Regreso a Ordesa y Bujaruelo.

Tras unos veinticinco años, volví de nuevo al entorno del Valle de Ordesa, en el Pirineo. Un parque nacional que data de 1918. Ya no soy el mismo que antes, y las caminatas por la montaña con subidas largas no puedo realizarlas por problemas en una rodilla. No obstante, las pistas de uso restringido que antes ni pensaba utilizar, son una buena opción para visitar las partes altas de los cañones.
Hace unos años, dieciséis, visité el Valle de Añisclo, y utilicé la pista de la Montaña de Sensa, que da acceso al Corral de las Vacas, justo arriba, al lado de Las Sestrales. Belén estaba embarazada de Lucía. Esta vez utilizamos la Pista de la Caña, con fuerte subida y que da acceso al Diazas, justo en la Sierra de las Cutas. Tras unos trecientos o cuatrocientos de cómoda andada, se accede al mirador del Rey, justo enfrente del Circo de Cotatuero, (foto arriba) situado entre el pico del Gallinero a la izquierda y Tobacor a la derecha sobre la muralla de la Fraucata. . Se ve un poco por arriba la brecha de Rolando, y en la foto de la izquierda, el Tozal del Mallo, que da entrada al Circo de Carriata que no se ve en la foto.
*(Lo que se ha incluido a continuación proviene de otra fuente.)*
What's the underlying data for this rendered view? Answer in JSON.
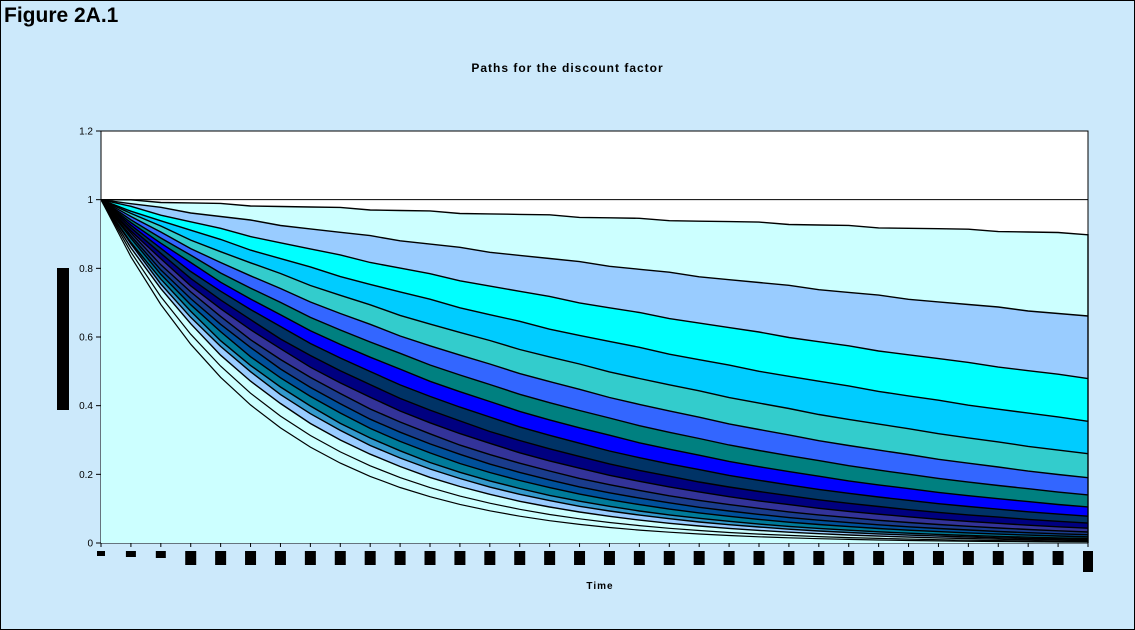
{
  "figure_label": "Figure 2A.1",
  "chart_data": {
    "type": "area",
    "title": "Paths for the discount factor",
    "xlabel": "Time",
    "ylabel": "",
    "ylim": [
      0,
      1.2
    ],
    "yticks": [
      "0",
      "0.2",
      "0.4",
      "0.6",
      "0.8",
      "1",
      "1.2"
    ],
    "x_count": 34,
    "grid": "horizontal at 1",
    "legend": "none",
    "series": [
      {
        "color": "#ccffff",
        "end": 0.9
      },
      {
        "color": "#99ccff",
        "end": 0.66
      },
      {
        "color": "#00ffff",
        "end": 0.48
      },
      {
        "color": "#00ccff",
        "end": 0.355
      },
      {
        "color": "#33cccc",
        "end": 0.26
      },
      {
        "color": "#3366ff",
        "end": 0.19
      },
      {
        "color": "#008080",
        "end": 0.14
      },
      {
        "color": "#0000ff",
        "end": 0.105
      },
      {
        "color": "#003366",
        "end": 0.078
      },
      {
        "color": "#000080",
        "end": 0.058
      },
      {
        "color": "#333399",
        "end": 0.043
      },
      {
        "color": "#1a3c8c",
        "end": 0.032
      },
      {
        "color": "#00509a",
        "end": 0.024
      },
      {
        "color": "#007b9a",
        "end": 0.018
      },
      {
        "color": "#3399cc",
        "end": 0.013
      },
      {
        "color": "#99ccff",
        "end": 0.01
      },
      {
        "color": "#ccffff",
        "end": 0.007
      }
    ]
  }
}
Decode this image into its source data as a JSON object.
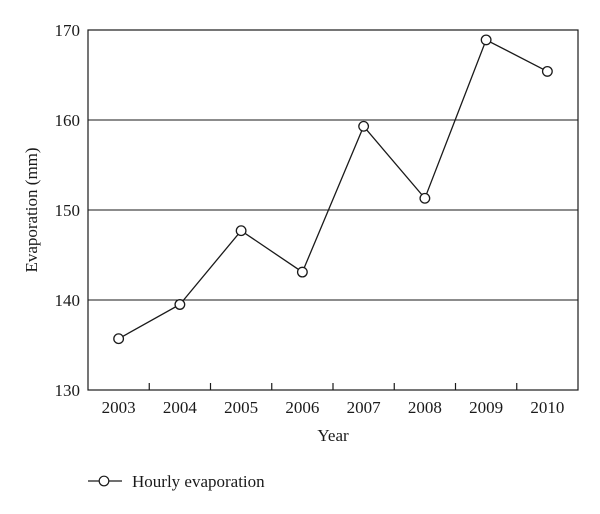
{
  "chart_data": {
    "type": "line",
    "title": "",
    "xlabel": "Year",
    "ylabel": "Evaporation (mm)",
    "categories": [
      "2003",
      "2004",
      "2005",
      "2006",
      "2007",
      "2008",
      "2009",
      "2010"
    ],
    "ylim": [
      130,
      170
    ],
    "yticks": [
      "130",
      "140",
      "150",
      "160",
      "170"
    ],
    "grid": "horizontal",
    "legend_position": "bottom-left",
    "series": [
      {
        "name": "Hourly evaporation",
        "values": [
          135.7,
          139.5,
          147.7,
          143.1,
          159.3,
          151.3,
          168.9,
          165.4
        ],
        "color": "#1a1a1a",
        "marker": "open-circle"
      }
    ]
  }
}
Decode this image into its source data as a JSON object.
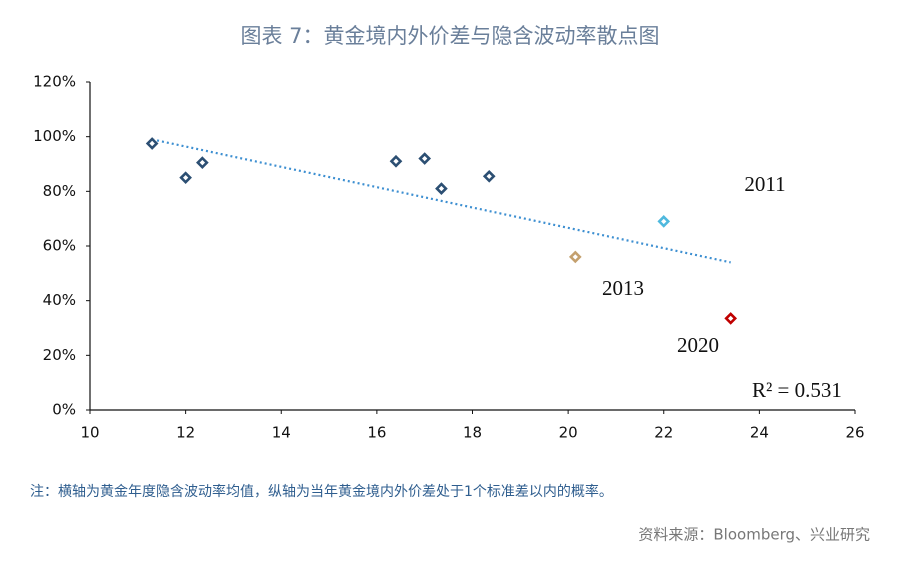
{
  "title": "图表 7：黄金境内外价差与隐含波动率散点图",
  "note": "注：横轴为黄金年度隐含波动率均值，纵轴为当年黄金境内外价差处于1个标准差以内的概率。",
  "source": "资料来源：Bloomberg、兴业研究",
  "chart_data": {
    "type": "scatter",
    "x": [
      11.3,
      12.0,
      12.35,
      16.4,
      17.0,
      17.35,
      18.35,
      20.15,
      22.0,
      23.4
    ],
    "values": [
      97.5,
      85,
      90.5,
      91,
      92,
      81,
      85.5,
      56,
      69,
      33.5
    ],
    "colors": [
      "#2c4f73",
      "#2c4f73",
      "#2c4f73",
      "#2c4f73",
      "#2c4f73",
      "#2c4f73",
      "#2c4f73",
      "#c4a06e",
      "#4fb9de",
      "#c00000"
    ],
    "trendline": {
      "x": [
        11.3,
        23.4
      ],
      "y": [
        99,
        54
      ],
      "color": "#3d8fd1"
    },
    "annotations": [
      "2011",
      "2013",
      "2020",
      "R² = 0.531"
    ],
    "xlim": [
      10,
      26
    ],
    "xticks": [
      10,
      12,
      14,
      16,
      18,
      20,
      22,
      24,
      26
    ],
    "ylim": [
      0,
      120
    ],
    "yticks": [
      {
        "value": 0,
        "label": "0%"
      },
      {
        "value": 20,
        "label": "20%"
      },
      {
        "value": 40,
        "label": "40%"
      },
      {
        "value": 60,
        "label": "60%"
      },
      {
        "value": 80,
        "label": "80%"
      },
      {
        "value": 100,
        "label": "100%"
      },
      {
        "value": 120,
        "label": "120%"
      }
    ],
    "grid": false
  }
}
Sobre el Tozal, el pico Salarons y bajo él la muralla de Mondarruego que se pierde hacia la izquierda.
En el corto camino que nos llevaba hasta el mirador, pudimos disfrutar del vuelo de una pareja de quebrantahuesos (Gypaetus barbatus).
El día anterior estuvimos visitando el Valle de Bujaruelo, que es el lugar donde acampábamos cuando íbamos a la zona. Algo cambiado en las infraestructuras, el valle seguía igual. Hicimos un breve recorrido por un tramo del sendero GR-11 que discurre por el valle del Ara, en la margen izquierda del río (foto de la derecha) y tuvimos la gran suerte de ver un áspid (Vipera aspis) de gran tamaño e igualmente la suerte de no pisarlo, que a punto estuvo Belén, pues estaba descansando en la sombra a la entrada al bosque en medio del sendero. Se escabulló entre los bojes (Buxus sempervirens) y no pude sacarle foto, ya que me quedé mirándolo embelesado y cuando fui a sacar la cámara era tarde...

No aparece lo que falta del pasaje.